Los efectos tóxicos de la mefedrona son similares a los de las anfetaminas.  Desde el 2008 se han comunicado varias muertes relacionadas con el consumo de esta sustancia. No está bien establecida la dosis tóxica en humanos. Algunos usuarios han necesitado atención médica con dosis muy diferentes (pe. 1,8 gramos consumidos en 20 horas, 600 miligramos consumidos en 6 horas).

La aparición de palidez, hormigueo, entumecimiento, amoratamiento o enrojecimiento de manos o pies pueden indicar  un problema vascular de vasoconstricción o a una reacción autoinmune denominada vasculitis y deberían considerarse síntomas de alarma.

Adulteración:

Hasta el año 2010 la mefedrona era legal en la mayoría de los países y era relativamente sencillo obtenerla a través de Internet. Tras su prohibición han ido apareciendo una serie de derivados no fiscalizados o de legalidad indeterminada como la 4-Metil-N-Etilcatinona (4-MEC), bufedrona, flefedrona (4-FMC). Estas moléculas son muy parecidas a la mefedrona pero sus efectos y riesgos en humanos son aún más desconocidos. No es infrecuente que, en el momento actual, cristales vendidos como mefedrona contengan cantidades variables o mezclas de estas sustancias.

Dependencia:

La mefedrona produce tolerancia con rapidez y es necesario incrementar la dosis para conseguir los mismos efectos. La corta duracion de efecctos (sobre todo por vía nasal o intravenosa), lleva a algunas personas tomar dosis sucesivas de forma compulsiva.

 

Interacciones con drogas y fármacos:

 

El uso simultáneo de cualquier otra droga con propiedades estimulantes (speed, metanfetamina, cocaína…) puede incrementar la frecuencia e intensidad de los efectos adversos. La combinación con medicamentos estimulantes como el metilfenidato también debe evitarse.

 

Consejos para un uso más seguro:

 

La vía de administración más peligrosa es la inyectada. Está asociada a un mayor riesgo de dependencia. Una mala técnica de inyección puede producir abscesos locales, colapsos en las venas o tromboflebitis.

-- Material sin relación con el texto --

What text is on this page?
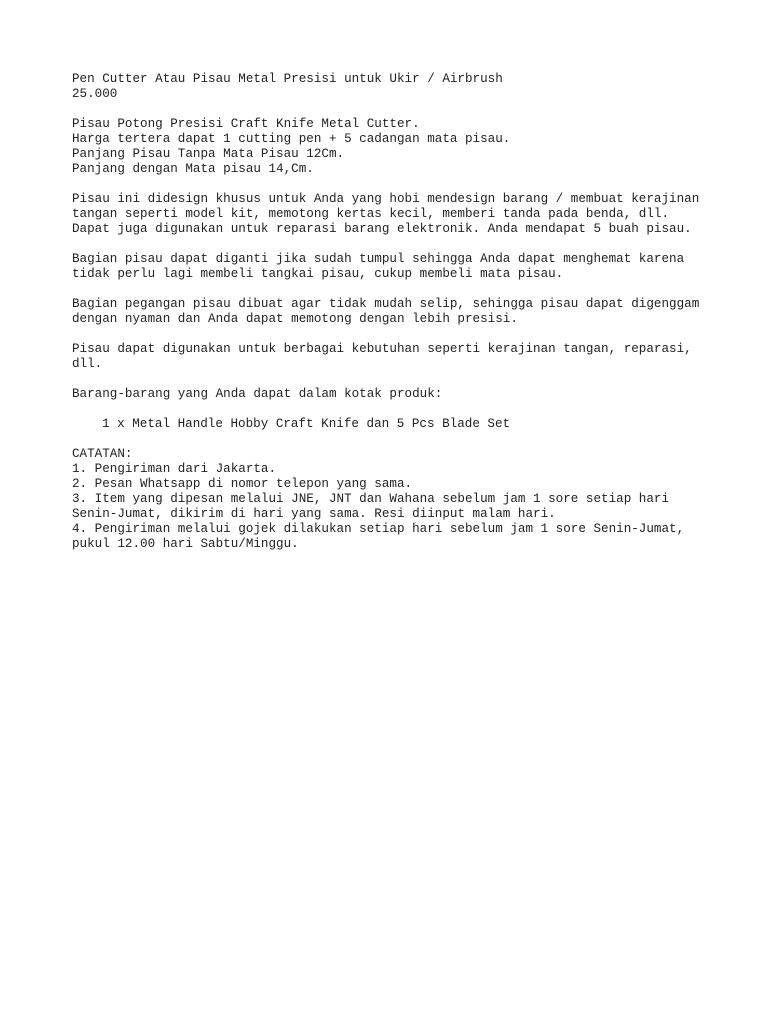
Pen Cutter Atau Pisau Metal Presisi untuk Ukir / Airbrush
25.000
Pisau Potong Presisi Craft Knife Metal Cutter.
Harga tertera dapat 1 cutting pen + 5 cadangan mata pisau.
Panjang Pisau Tanpa Mata Pisau 12Cm.
Panjang dengan Mata pisau 14,Cm.
Pisau ini didesign khusus untuk Anda yang hobi mendesign barang / membuat kerajinan
tangan seperti model kit, memotong kertas kecil, memberi tanda pada benda, dll.
Dapat juga digunakan untuk reparasi barang elektronik. Anda mendapat 5 buah pisau.
Bagian pisau dapat diganti jika sudah tumpul sehingga Anda dapat menghemat karena
tidak perlu lagi membeli tangkai pisau, cukup membeli mata pisau.
Bagian pegangan pisau dibuat agar tidak mudah selip, sehingga pisau dapat digenggam
dengan nyaman dan Anda dapat memotong dengan lebih presisi.
Pisau dapat digunakan untuk berbagai kebutuhan seperti kerajinan tangan, reparasi,
dll.
Barang-barang yang Anda dapat dalam kotak produk:
1 x Metal Handle Hobby Craft Knife dan 5 Pcs Blade Set
CATATAN:
1. Pengiriman dari Jakarta.
2. Pesan Whatsapp di nomor telepon yang sama.
3. Item yang dipesan melalui JNE, JNT dan Wahana sebelum jam 1 sore setiap hari
Senin-Jumat, dikirim di hari yang sama. Resi diinput malam hari.
4. Pengiriman melalui gojek dilakukan setiap hari sebelum jam 1 sore Senin-Jumat,
pukul 12.00 hari Sabtu/Minggu.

Si usas mefedrona por vía intranasal es importante pulverizar bien la sustancia, alternar ambas fosas nasales y limpiarlas con suero salino después de finalizar el consumo. También es importante utilizar un turulo individual y desechable. Algunos estudios sugieren que compartir este material puede ser un factor de riesgo para la transmisión del Virus de la Hepatitis C.

Debido al riesgo de adulteración, es conveniente analizar las muestras antes de su consumo. Puedes encontrar más información en nuestro Servicio de Análisis . Si vas a probar una muestra cuya composición es desconocida, conviene empezar con una cantidad muy pequeña para conocer sus efectos.

Marcar un límite de cantidad a consumir por sesión. Es recomendable no superar el medio gramo por sesión. Debido a su intensa subida y corta duración puede aparecer una intensa tendencia a redosificar y esto hace que tenga un alto potencial de abuso. Si crees que te cuesta controlar o parar tu consumo, pide consejo a un profesional sanitario.

La mefedrona causa sed y que al beber alcohol no te sientas borracho, por lo que puedes excederte fácilmente en el número de copas. Procura combinarla con bebidas no alcohólicas, al menos durante una parte de la noche.

El acaloramiento puede producir la muerte. Toma descansos del baile, refrescate y bebe algo sin alcohol de vez en cuando. Tampoco te excedas en el consumo de estas últimas, ya que podría llegar a ser peligroso.